我は神の子白波の クリス・コロンバス 『パーシー・ジャクソンとオリンポスの神々』

100317_182802しかしあれですねえ。『ハリポ』以外はさほど当たったという話を聞かないのに、最近ファンタジー系の映画が多いこと。今回はその中でも特に直球ど真ん中をいく『パーシー・ジャクソンとオリンポスの神々』をご紹介します。

アメリカの某都市で、母・継父と暮らす少年パーシー。学校生活にはなじめないものの、彼は「いつまでも水の中に潜っていられる」という特技を持っていた。ある時社会科見学に出かけたパーシーは、そこで得たいの知れない怪物に襲われる。助けにきてくれた先生は驚愕の事実を話す。実は君は、ギリシャの海神ポセイドンの息子なのだと・・・・

ぶっちゃけ『ハリー・ポッター』ですね。終了

というのはさすがに乱暴か 確かに『ハリポ』に影響を受けた箇所(大体1・2作と監督一緒だし)は多々あります。魔法学校みたいのがあったり、ロンとハーマイオニーみたいのが出てきたり、全体的にミステリーっぽい作りだったりとか。

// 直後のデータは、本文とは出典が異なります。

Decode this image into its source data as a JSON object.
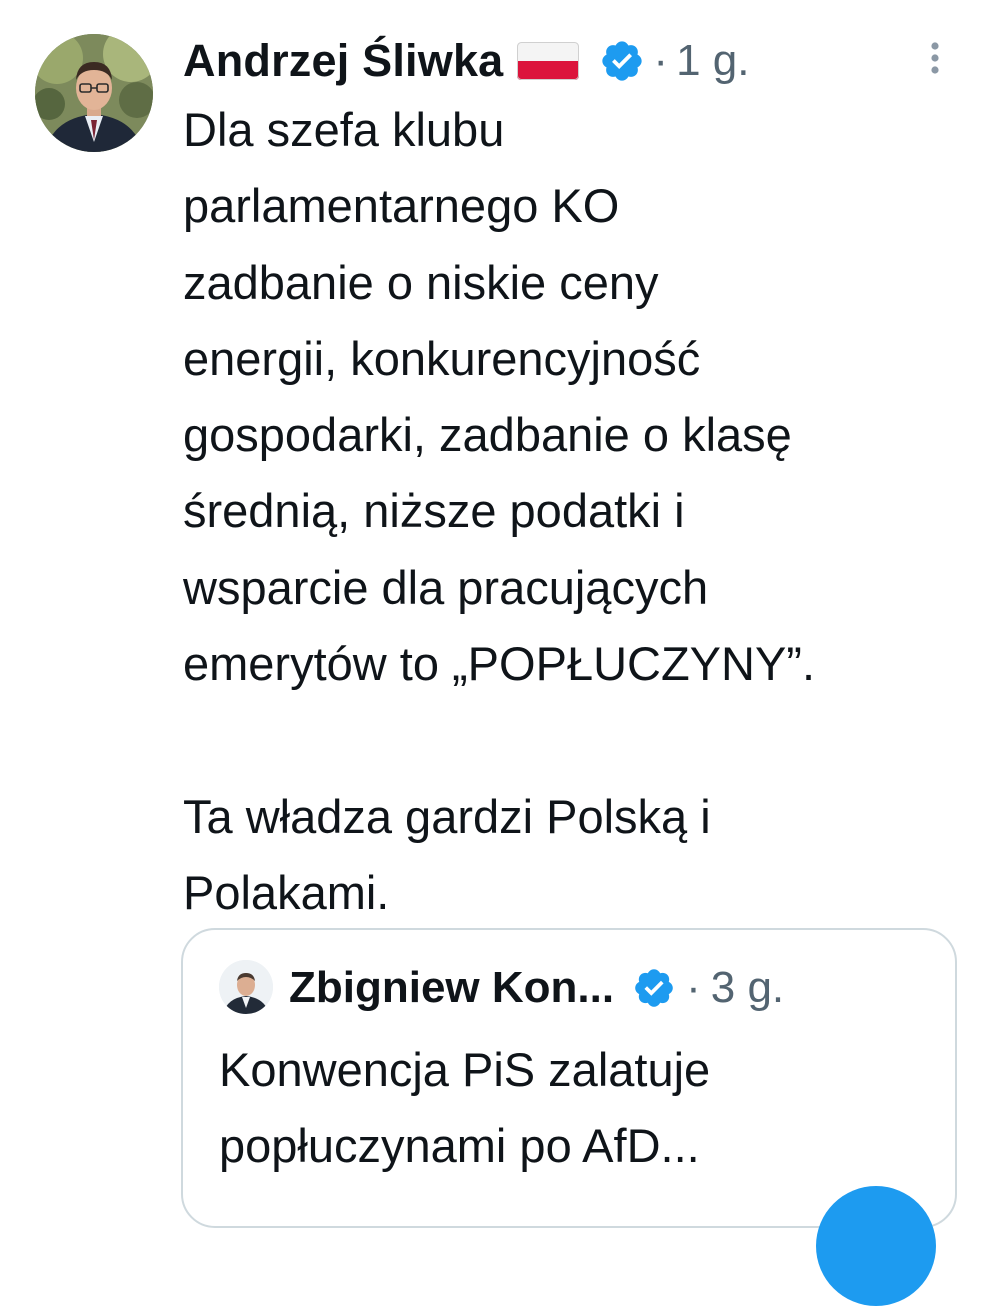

しかしこちらはこちらで、独自の要素もいろいろあります。まず「ギリシャ神話」という定本があること。かの神話には神と人の合いの子が活躍するエピソードが数多くあるわけですが、舞台を現代に置き換えるとどうなるか・・・という試みがなされております。このしっかりした「原作」が、「なんでもアリ」ではない確固とした世界観を作っております。
もうひとつはパーシー君の家庭環境。ハリー君の場合は「両親は幼い頃に亡くなり、意地悪な叔父夫婦にひきとられて・・・・」といかにも童話チックでありますが、パーシー君の場合はかなり現実的。実父は幼い頃に事情で家を出、代わりにいけすかない継父と一緒に生活しなければならない。あまつさえ、台所で母ちゃんのお尻にタッチしたりなんかしている。子供としては果てしなくげんなりする場面です。そんなところで現代アメリカの世相が反映されていたりして。
で、別れてはいても一応「両親がそろっている」というのが、この作品の珍しい点でないかなと。ハリウッドのエンターテイメントって、主人公の親のことは全く語られないか、あるいはすでに死んでたりする場合が多いので。わたしとしては主人公が「母親を助けるためにがんばる」というストーリーにとても好感を持ちました。昔のアニメ・漫画にはこういうのいっぱいあった気がするんですけど・・・ まあパーシー君、一度かなり潔くあきらめたりもしてましたが。あとまだ見ぬ父に反感を抱きながらも、どんな人物?なのか思いを馳せてみたり・・・という描写も良かったですね。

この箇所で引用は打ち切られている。